Crack, the ax split the rotting trunk of a tree. Zang, the blade swung through the dry grass. It was hard work, but Chang Sheng pretended that he was a great hero cutting down his enemies like weeds.
Back home, dinner was stir-fried bitter melon and pickled cabbage to go with scallions dipped in soy sauce and wrapped in flat sorghum pancakes. Sometimes, when his father was in a particular good mood, Chang Sheng would even get a sip of plum wine, sweet on the tip of the tongue, burning hot down the throat. His face grew to an even darker shade of red.
“There you are, little one,” his father said, smiling as Chang Sheng’s eyes teared up from the alcohol burn while his hand reached out for another sip. “Sweet, sour, bitter, hot, and salty, all the flavors in balance.”

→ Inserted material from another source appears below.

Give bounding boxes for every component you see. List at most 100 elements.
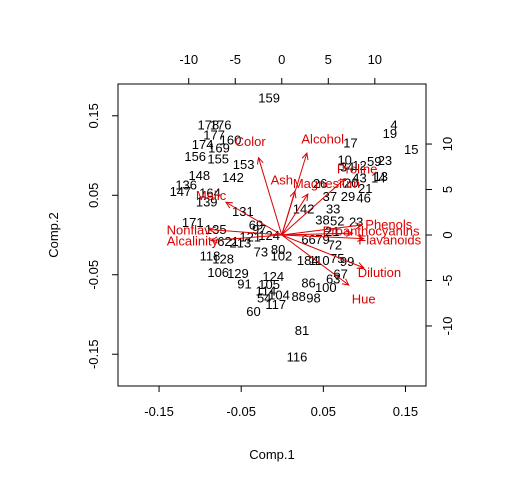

Chang Sheng grew up to be a tall boy. His mother was forever sewing new robes for him as he outgrew the old ones. The drought that had already lasted five years showed no signs of letting up, and even though the men labored harder than ever in the fields, the harvest seemed to grew smaller year after year. There was no money to send him to school, so his father took up the task of teaching him.

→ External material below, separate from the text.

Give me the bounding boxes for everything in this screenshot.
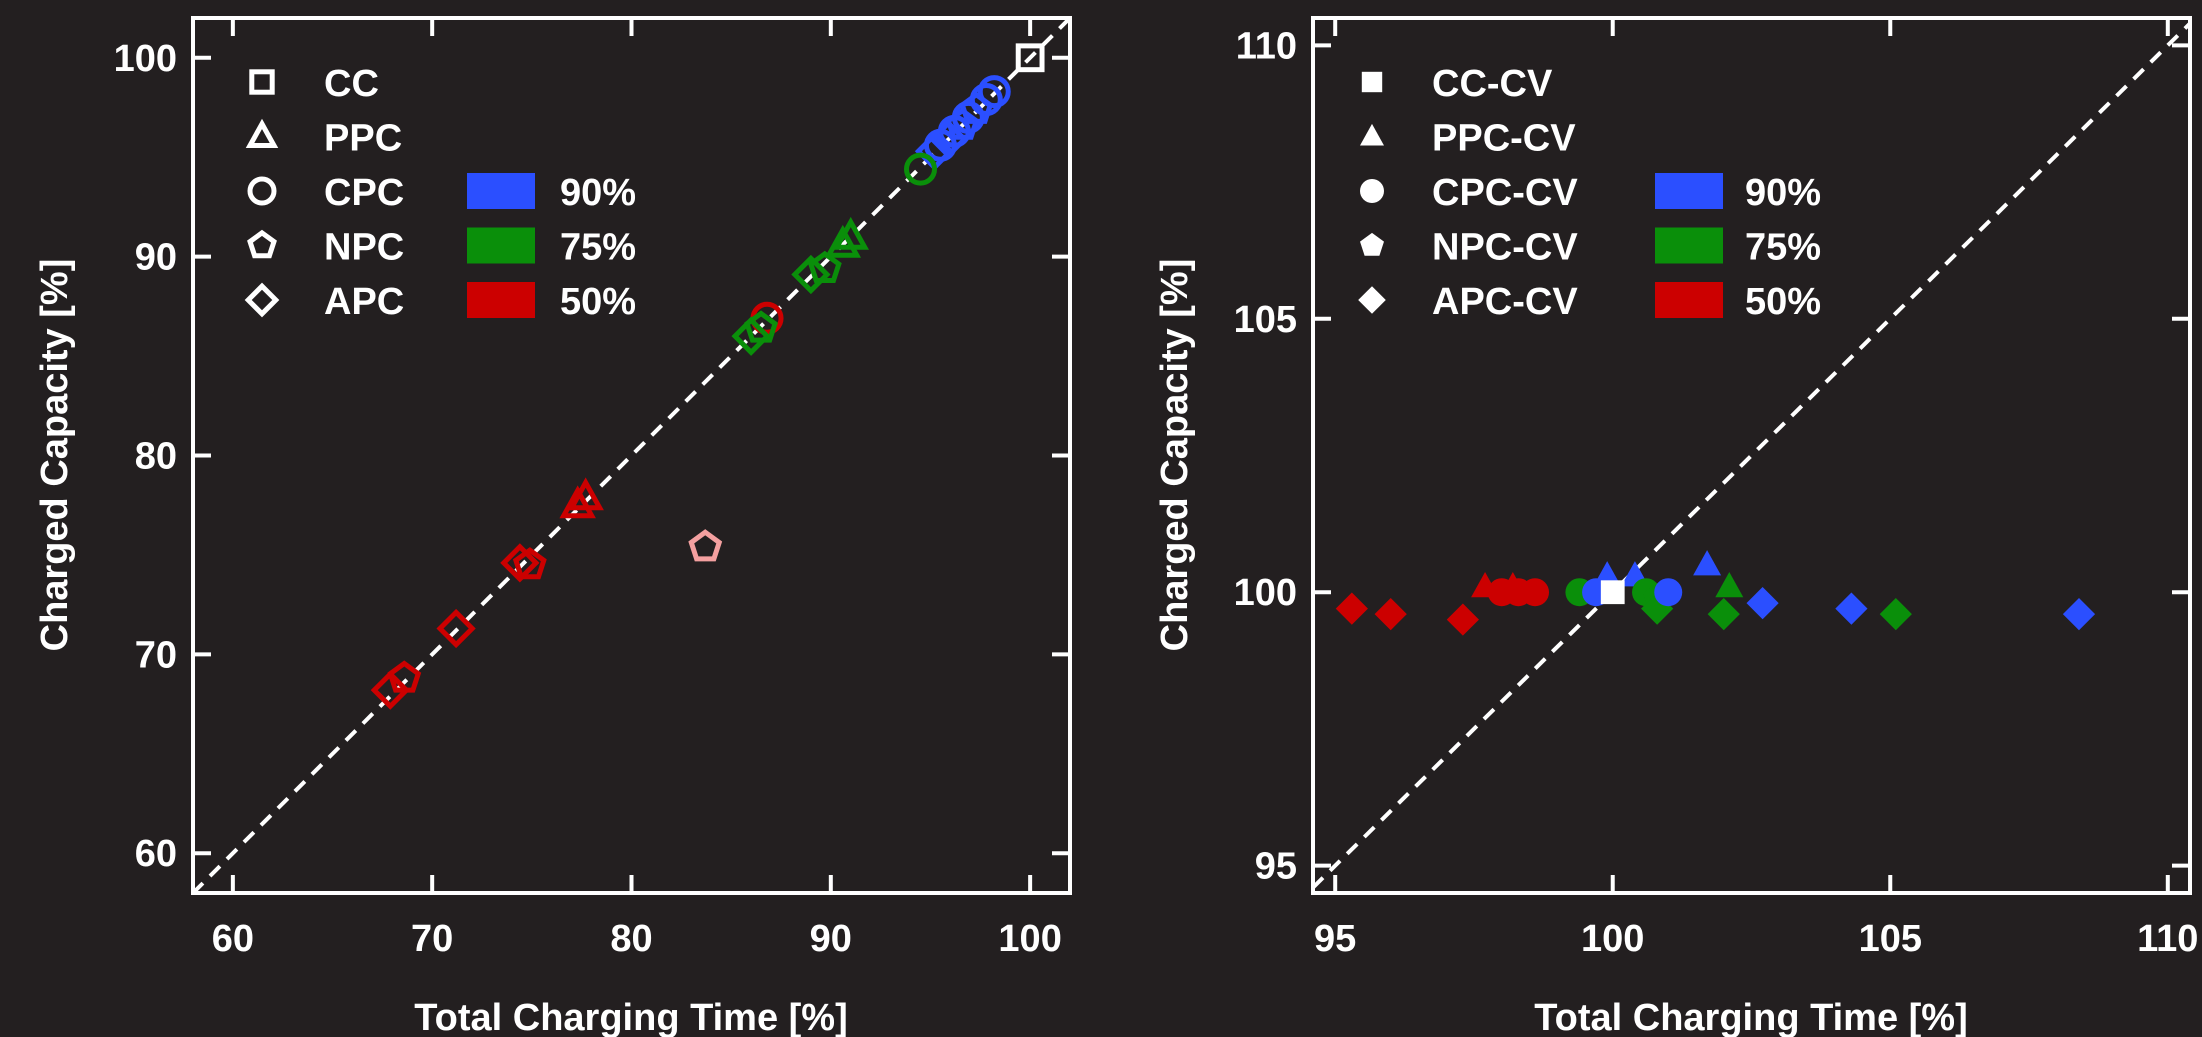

History was his favorite subject, but there was always something sad in his father’s eyes when they discussed history. Chang Sheng learned to not ask too many questions. Instead, he spent more time reading the history books. Then, when he was out gathering firewood, he acted out the great battles with his ax and machete against the endless hordes of the barbaric woods.
“You like to fight?” his father asked him one day.
He nodded.
“I’ll teach you to play wei qi, then.”
? ? ?
“Did Chang Sheng’s father use lotus seeds and watermelon seeds too?”
“No, he used real stones.”
“I prefer your way of playing wei qi. Using seeds is more fun.”
“I think so too. And I like eating too much. Now, where was I?”
? ? ?
Within a day Chang Sheng was able to win one game out of three against his father. In a week he was losing only one out of five. In a month he was winning every game even when he gave his father the advantage of a five-stone handicap.
Wei qi was even better than plum wine. There was sweetness in the simplicity of the rules, bitterness in defeat, and burning-hot joy in victory. The patterns made by the stones were meant to be chewed over, savored.
While out walking, he got lost staring at the patterns made by black streaks of mud thrown up by passing oxcarts against the whitewashed house walls. Instead of chopping firewood, he carved the nineteen-by-nineteen playing grid into the floor of the kitchen with his ax. During dinner, Chang Sheng forgot to eat while he laid out formations on the table with grains of wild rice and black watermelon seeds. His mother wanted to scold him.
“Let him alone,” his father said. “That boy has the makings of a great general.”
“Maybe he does,” his mother said. “But your family hasn’t been in the Emperor’s service for generations. What is he going to be a general of? A flock of geese?”
“He’s still the son of queens and poets, generals and ministers,” his father insisted.